Gegenüber nimmt das Publikum auf einem U-Sofa im Chesterfield-Stil mit kleinem Speisetisch, ebenfalls aus Mooreiche, Platz, um dem elektronischen Pianisten zu lauschen. Tisch und Piano beleuchten Baccarat-Lüster, Lachsleder bedeckt Säulen in der Mitte des Salons. Den zweiten, zwei Stufen tiefer gelegenen Speiseplatz voraus an Backbord schmückte der Holländer Marcin Rusak mit getrockneten Blumen und Laub, eingelegt in halb durchsichtiges Harz. Den Leuchter über dem Tisch erbte Hans Georg Näder von seiner „Pink Gin V“. Er hing an ihm.
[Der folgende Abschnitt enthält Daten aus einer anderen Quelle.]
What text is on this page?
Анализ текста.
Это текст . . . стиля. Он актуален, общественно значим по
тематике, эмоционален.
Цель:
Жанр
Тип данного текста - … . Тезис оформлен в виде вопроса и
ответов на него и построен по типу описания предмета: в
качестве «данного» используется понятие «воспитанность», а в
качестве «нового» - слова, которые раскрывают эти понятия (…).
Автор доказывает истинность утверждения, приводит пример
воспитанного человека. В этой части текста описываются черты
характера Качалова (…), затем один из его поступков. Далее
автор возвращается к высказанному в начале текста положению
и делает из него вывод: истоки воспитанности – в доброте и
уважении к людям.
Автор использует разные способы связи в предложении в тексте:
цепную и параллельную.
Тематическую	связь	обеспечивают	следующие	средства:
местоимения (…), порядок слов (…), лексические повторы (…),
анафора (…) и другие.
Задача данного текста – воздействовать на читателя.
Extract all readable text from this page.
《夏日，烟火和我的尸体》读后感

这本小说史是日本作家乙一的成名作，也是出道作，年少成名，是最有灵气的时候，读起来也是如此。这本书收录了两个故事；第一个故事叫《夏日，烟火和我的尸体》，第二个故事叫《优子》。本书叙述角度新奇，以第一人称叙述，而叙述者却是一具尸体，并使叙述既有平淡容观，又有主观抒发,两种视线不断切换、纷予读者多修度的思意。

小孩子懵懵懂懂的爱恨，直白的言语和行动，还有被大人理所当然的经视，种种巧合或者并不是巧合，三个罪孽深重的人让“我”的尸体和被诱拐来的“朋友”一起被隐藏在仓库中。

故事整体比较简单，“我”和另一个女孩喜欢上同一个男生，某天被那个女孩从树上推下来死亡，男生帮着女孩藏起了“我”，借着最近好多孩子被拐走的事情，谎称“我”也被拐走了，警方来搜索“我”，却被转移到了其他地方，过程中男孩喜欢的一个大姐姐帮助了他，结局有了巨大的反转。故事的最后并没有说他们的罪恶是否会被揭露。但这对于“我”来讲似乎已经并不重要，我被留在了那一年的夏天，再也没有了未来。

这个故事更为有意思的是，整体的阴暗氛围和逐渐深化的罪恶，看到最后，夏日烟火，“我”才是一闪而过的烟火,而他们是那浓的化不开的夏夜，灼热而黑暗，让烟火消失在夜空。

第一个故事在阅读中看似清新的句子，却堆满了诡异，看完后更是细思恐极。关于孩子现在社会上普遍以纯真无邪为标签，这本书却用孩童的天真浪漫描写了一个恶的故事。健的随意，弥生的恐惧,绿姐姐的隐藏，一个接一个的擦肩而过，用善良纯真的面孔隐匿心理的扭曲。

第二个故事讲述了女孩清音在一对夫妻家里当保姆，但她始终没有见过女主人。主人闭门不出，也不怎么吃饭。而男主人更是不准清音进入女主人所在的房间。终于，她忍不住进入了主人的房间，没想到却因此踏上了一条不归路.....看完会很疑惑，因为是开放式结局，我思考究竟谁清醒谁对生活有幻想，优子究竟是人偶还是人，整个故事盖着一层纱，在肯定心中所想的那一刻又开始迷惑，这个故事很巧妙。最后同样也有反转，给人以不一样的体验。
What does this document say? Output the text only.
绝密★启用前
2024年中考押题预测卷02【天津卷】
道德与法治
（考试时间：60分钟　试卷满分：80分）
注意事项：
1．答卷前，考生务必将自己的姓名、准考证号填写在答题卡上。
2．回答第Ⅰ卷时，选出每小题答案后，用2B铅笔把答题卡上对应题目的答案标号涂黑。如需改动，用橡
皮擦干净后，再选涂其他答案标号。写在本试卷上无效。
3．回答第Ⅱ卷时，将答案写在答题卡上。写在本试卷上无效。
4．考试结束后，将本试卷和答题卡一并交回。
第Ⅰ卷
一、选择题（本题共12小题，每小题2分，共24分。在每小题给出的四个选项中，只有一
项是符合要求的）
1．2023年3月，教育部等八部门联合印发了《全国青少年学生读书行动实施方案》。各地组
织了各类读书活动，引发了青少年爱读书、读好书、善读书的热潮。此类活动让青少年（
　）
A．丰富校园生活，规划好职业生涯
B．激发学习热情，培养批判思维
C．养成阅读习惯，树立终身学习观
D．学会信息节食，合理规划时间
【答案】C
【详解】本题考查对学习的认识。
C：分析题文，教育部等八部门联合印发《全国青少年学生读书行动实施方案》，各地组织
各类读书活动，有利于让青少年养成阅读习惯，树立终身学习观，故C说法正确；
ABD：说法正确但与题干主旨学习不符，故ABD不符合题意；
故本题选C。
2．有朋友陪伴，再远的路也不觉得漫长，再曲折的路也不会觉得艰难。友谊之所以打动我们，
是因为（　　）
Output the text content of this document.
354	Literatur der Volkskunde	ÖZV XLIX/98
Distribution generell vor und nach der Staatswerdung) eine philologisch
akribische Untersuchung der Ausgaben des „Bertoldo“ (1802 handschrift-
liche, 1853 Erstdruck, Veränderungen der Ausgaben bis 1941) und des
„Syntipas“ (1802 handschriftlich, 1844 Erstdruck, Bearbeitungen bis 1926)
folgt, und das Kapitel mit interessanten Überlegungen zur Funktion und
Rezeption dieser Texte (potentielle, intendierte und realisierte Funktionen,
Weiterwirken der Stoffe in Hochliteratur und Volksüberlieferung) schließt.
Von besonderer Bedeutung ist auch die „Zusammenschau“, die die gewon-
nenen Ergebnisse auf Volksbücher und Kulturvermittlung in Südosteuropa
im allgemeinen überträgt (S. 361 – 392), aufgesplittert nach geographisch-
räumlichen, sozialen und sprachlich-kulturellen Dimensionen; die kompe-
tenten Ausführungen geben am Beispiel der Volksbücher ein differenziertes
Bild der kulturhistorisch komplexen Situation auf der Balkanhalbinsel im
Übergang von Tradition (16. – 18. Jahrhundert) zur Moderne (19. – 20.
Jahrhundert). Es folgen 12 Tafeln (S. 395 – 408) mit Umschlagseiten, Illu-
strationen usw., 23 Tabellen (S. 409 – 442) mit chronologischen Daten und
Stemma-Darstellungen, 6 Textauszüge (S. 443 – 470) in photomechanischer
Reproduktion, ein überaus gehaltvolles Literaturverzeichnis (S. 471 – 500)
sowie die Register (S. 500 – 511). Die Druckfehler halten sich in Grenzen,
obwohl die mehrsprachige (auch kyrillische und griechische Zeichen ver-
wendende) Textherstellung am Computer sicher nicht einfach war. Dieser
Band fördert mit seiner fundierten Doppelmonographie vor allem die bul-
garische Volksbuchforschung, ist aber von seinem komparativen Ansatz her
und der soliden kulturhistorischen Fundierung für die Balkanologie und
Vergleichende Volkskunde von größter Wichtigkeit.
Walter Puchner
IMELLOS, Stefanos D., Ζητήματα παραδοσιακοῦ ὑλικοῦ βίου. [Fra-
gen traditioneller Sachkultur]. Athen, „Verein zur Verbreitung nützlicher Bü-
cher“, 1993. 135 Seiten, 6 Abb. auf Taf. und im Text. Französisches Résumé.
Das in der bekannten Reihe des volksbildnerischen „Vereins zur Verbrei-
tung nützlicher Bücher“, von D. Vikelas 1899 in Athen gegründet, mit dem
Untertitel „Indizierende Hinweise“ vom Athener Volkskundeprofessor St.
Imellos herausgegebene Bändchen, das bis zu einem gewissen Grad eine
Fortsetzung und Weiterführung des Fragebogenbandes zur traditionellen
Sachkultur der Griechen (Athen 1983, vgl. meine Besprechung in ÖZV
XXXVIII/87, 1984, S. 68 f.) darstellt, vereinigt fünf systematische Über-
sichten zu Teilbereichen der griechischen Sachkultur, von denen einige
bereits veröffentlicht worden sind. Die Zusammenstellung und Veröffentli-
Ebenso wenig konnte er von der großen Vuitton-Reisekiste lassen; auch sie hat bereits auf seinem vorherigen segelnden Gin-Palast gedient und bildet das Zentrum der Sitzgruppe gegenüber vom großen Speisetisch.
Die Werft selbst kümmerte sich im Salon um die Bodenbretter aus gerauchter Eiche, angestrichen mit Gold, dann Silber und danach bewusst unregelmäßig geschmirgelt, um die Schichten stellenweise freizulegen. So sieht kostbar hochgebrezelter Shabby Chic aus. Vor den Salons montierte die Werft vier Gästekabinen, davon zwei mit Doppelbetten, eine größere für VIPs ausgelegt.
Die Eignersuite baute die Werft im Bug ein. Näder, der nicht böse ist, wenn er seinen Professorentitel liest, ließ es auch bei Schlafraum, Bad und begehbarem Schrank nicht an den höchst kostspieligen Schäbigkeiten fehlen. Seidenmalereien des kubanischen Künstlers Roberto Fabelo schmeicheln zwar dem Studio, sorgsam komponierte Puzzle-Paneele aus Rumpfhölzern abgewrackter kubanischer Fischerboote untermalen jedoch die augenzwinkernde Bescheidenheit.
Zu den herausragenden Elementen gehören zwei Balkone, die sich wie Seitenluks öffnen. „Normalerweise werden auch bei großen Segelyachten alle Dinge erst hoch aufs Deck gehievt und dann wieder nach unten verstaut“, erläutert Vrolijk. Das gilt nicht nur für Vorräte und Gepäck; warum sollten nicht auch Gäste und Crew direkt von Land zu ihren Unterkünften kommen können? Die Klappe des Backbordluks erlaubt das. Sie dient als gemeinsamer Zugang. Die Crew findet ihre Unterkünfte direkt von hier aus im Heck. Der Balkon steuerbords jedoch gehört dem Eigner. Ersterer klappt neben dem Kingsize-Bett aus der Suite.
Acht Crew-Köpfe braucht „Pink Gin VI“ zur technischen Bedienung und gastfreundlichen Betreuung. Neben dem Kapitän, seinem Ersten Offizier und dem Ingenieur wohnen im Heck noch zwei Deckshände, zwei Stewardessen und der Chef. Mit ihnen, Freunden und Familie steuerte Hans Georg Näder gegen Ende des Jahres 2018 auch gern Uruguays Küsten an. „Pink Gin VI“ ist schließlich für Passagen dieser Art ausgelegt.